There are spots on the Bills roster that could realistically be open for Gaines and Brim, but both players are going to have to beat out other rookies to earn them.
Gaines’ competition for a roster spot will include Randell Johnson, a seventh-round draft pick out of Florida Atlantic, and Darrin Kitchens, a fellow undrafted free agent from Florida. Those three rookies will likely be competing for a maximum of one spot on the depth chart, as the Bills also have a number of veterans jockeying for backup linebacker spots including Nigel Bradham, Ty Powell, Nathan Williams and Jacquies Smith.
There is a strong possibility that Buffalo could keep a rookie to be the team’s fifth safety, as other safeties on the roster have moved up the depth chart following the free-agency departure of Jairus Byrd to the New Orleans Saints. That gives Brim a shot to earn a spot, but he’ll have to beat out two fellow undrafted rookies, Kenny Ladler of Vanderbilt and Iowa State graduate Deon Broomfield, along with first-year player Jajuan Harley.
Ultimately, both rookies’ chances to make the team could come down to how well they perform this preseason on special teams, the capacity in which either would have the best chance of getting on the field in year one.
“I’m always a guy that’s looking to contribute anywhere I can,” Brim said. “If there’s opportunity, there’s a place in front of me on any special teams, I’m looking to help the team.”
From the outside looking in, Gaines and Brim both appear to be long-shots to still be on the Bills’ roster come September. That said, it’s evident that Gaines and Brim are both hard-working, intelligent players who are committed to proving they belong in the NFL.

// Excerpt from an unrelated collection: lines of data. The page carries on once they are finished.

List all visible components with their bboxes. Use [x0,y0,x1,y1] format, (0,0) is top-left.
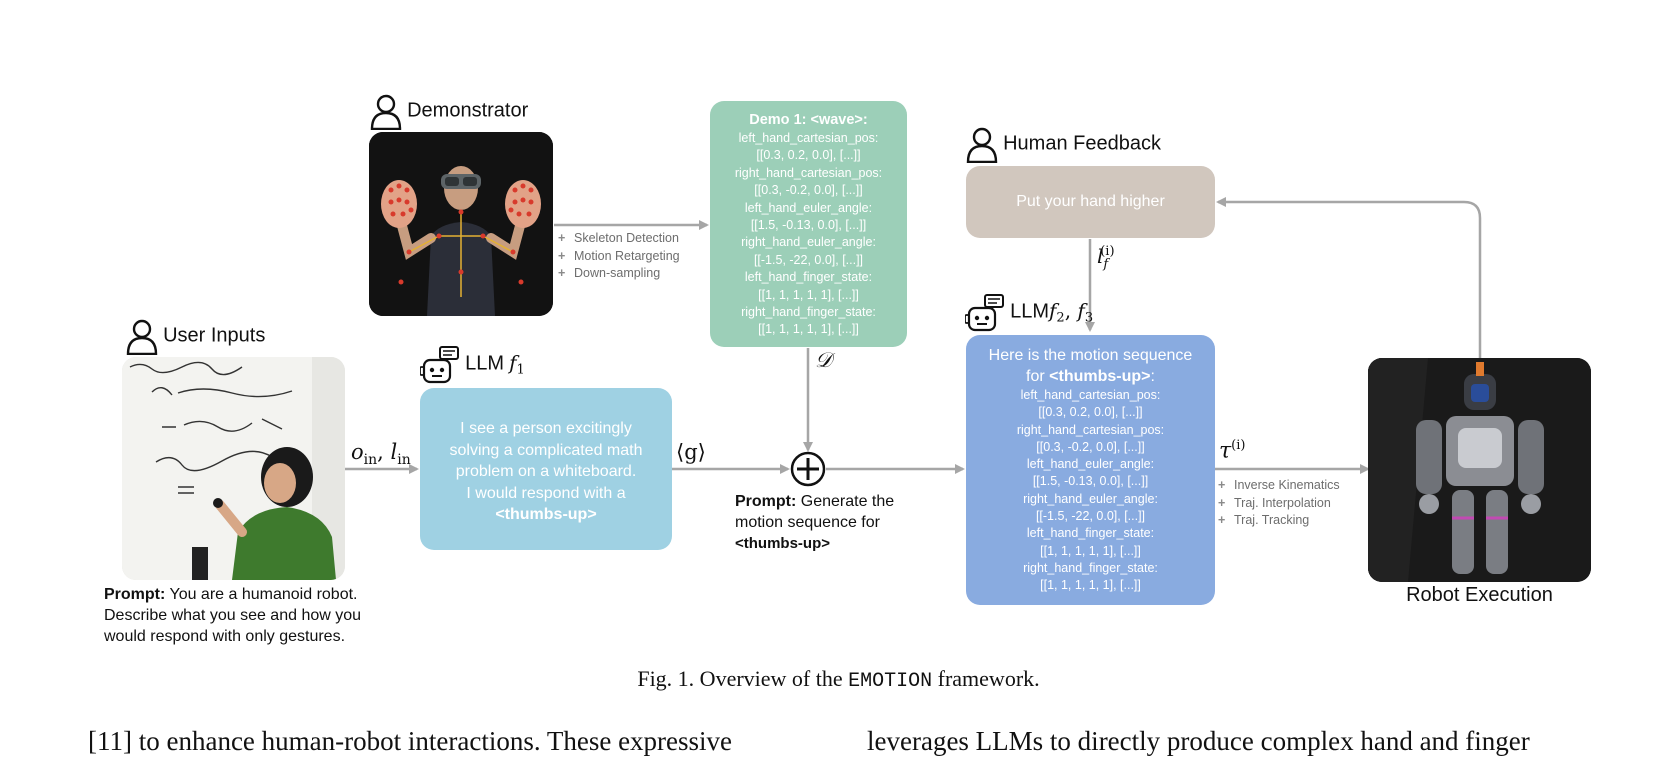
llm1-header: LLM f1 [419,346,525,384]
motion-line: [[1, 1, 1, 1, 1], [...]] [1040,543,1141,558]
step-skeleton-detection: +Skeleton Detection [558,231,679,245]
figure-caption: Fig. 1. Overview of the EMOTION framewor… [637,666,1040,693]
symbol-dataset: 𝒟 [815,348,832,372]
motion-line: [[1.5, -0.13, 0.0], [...]] [1032,474,1149,489]
arrow-robot-to-feedback [1216,197,1482,358]
step-inverse-kinematics: +Inverse Kinematics [1218,478,1340,492]
motion-prompt: Prompt: Generate the motion sequence for… [735,493,895,552]
motion-heading: for <thumbs-up>: [1026,368,1155,385]
demo-heading: Demo 1: <wave>: [749,112,868,128]
demo-line: left_hand_finger_state: [744,270,873,285]
motion-line: right_hand_finger_state: [1023,560,1158,575]
symbol-gesture: ⟨g⟩ [676,440,706,464]
motion-line: right_hand_euler_angle: [1023,491,1158,506]
demo-line: [[0.3, -0.2, 0.0], [...]] [754,183,863,198]
demo-line: [[0.3, 0.2, 0.0], [...]] [756,148,861,163]
demo-line: [[1.5, -0.13, 0.0], [...]] [750,218,867,233]
demo-line: right_hand_euler_angle: [741,235,876,250]
response-line: I would respond with a [466,484,626,502]
demo-line: left_hand_euler_angle: [744,200,873,215]
plus-icon [790,451,826,487]
motion-line: right_hand_cartesian_pos: [1016,422,1165,437]
user-inputs-label: User Inputs [163,324,266,347]
demo-line: right_hand_finger_state: [741,305,876,320]
motion-line: [[-1.5, -22, 0.0], [...]] [1035,509,1146,524]
motion-sequence-box: Here is the motion sequence for <thumbs-… [966,335,1215,605]
demo-line: left_hand_cartesian_pos: [738,131,879,145]
robot-photo [1368,358,1591,582]
robot-execution-label: Robot Execution [1406,584,1553,606]
llm23-label: LLM [1010,300,1049,323]
step-motion-retargeting: +Motion Retargeting [558,248,680,263]
user-inputs-header: User Inputs [126,319,266,356]
response-gesture: <thumbs-up> [495,506,597,524]
llm23-header: LLMf2, f3 [964,294,1093,332]
robot-chat-icon [964,294,1004,332]
demonstrator-photo [369,132,553,316]
person-icon [370,94,402,131]
person-icon [966,127,998,164]
user-photo [122,357,345,580]
response-line: I see a person excitingly [460,420,632,437]
step-down-sampling: +Down-sampling [558,266,661,280]
motion-line: left_hand_cartesian_pos: [1020,388,1161,402]
response-line: problem on a whiteboard. [455,463,637,481]
demo-line: [[1, 1, 1, 1, 1], [...]] [758,322,859,337]
demo-line: [[1, 1, 1, 1, 1], [...]] [758,287,859,302]
step-traj-tracking: +Traj. Tracking [1218,513,1310,527]
demonstrator-header: Demonstrator [370,94,529,131]
demo-data-box: Demo 1: <wave>: left_hand_cartesian_pos:… [710,101,907,347]
human-feedback-label: Human Feedback [1003,132,1161,155]
person-icon [126,319,158,356]
body-text-left: [11] to enhance human-robot interactions… [88,726,733,756]
human-feedback-header: Human Feedback [966,127,1161,164]
preprocess-steps: +Skeleton Detection +Motion Retargeting … [558,230,680,283]
demo-line: right_hand_cartesian_pos: [734,165,883,180]
motion-line: [[0.3, -0.2, 0.0], [...]] [1036,439,1145,454]
motion-line: left_hand_finger_state: [1026,526,1155,541]
step-traj-interpolation: +Traj. Interpolation [1218,495,1331,510]
robot-chat-icon [419,346,459,384]
control-steps: +Inverse Kinematics +Traj. Interpolation… [1218,477,1340,530]
motion-heading: Here is the motion sequence [988,347,1193,364]
motion-line: left_hand_euler_angle: [1026,457,1155,472]
motion-line: [[0.3, 0.2, 0.0], [...]] [1038,405,1143,420]
symbol-feedback: lf(i) [1097,244,1115,272]
response-line: solving a complicated math [449,441,643,459]
symbol-trajectory: τ(i) [1219,438,1246,464]
llm1-label: LLM [465,352,504,375]
symbol-input: oin, lin [351,440,411,469]
llm1-response-box: I see a person excitingly solving a comp… [420,388,672,550]
demonstrator-label: Demonstrator [407,99,529,122]
user-prompt: Prompt: You are a humanoid robot. Descri… [104,586,362,645]
motion-line: [[1, 1, 1, 1, 1], [...]] [1040,578,1141,593]
demo-line: [[-1.5, -22, 0.0], [...]] [753,252,864,267]
feedback-box: Put your hand higher [966,166,1215,238]
body-text-right: leverages LLMs to directly produce compl… [867,726,1530,756]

“They’re both going to compete,” Harris said. “That’s been instilled in them since I had them and that’s something that I don’t think comes natural for a lot of kids nowadays.”
Even if Gaines and Brim aren’t initially projected to make the final 53, Harris expects them to make themselves tough for the Bills to cut.
“It’ll be a hard decision for the Bills, whether or not they let some other guy go [in favor of Gaines or Brim] that might have more pedigree supposedly,” Harris said. “These kids are two that are good football players and they’re tough football players.”
Gaines, Brim and Harris were each independently interviewed by Buffalo Bills Draft.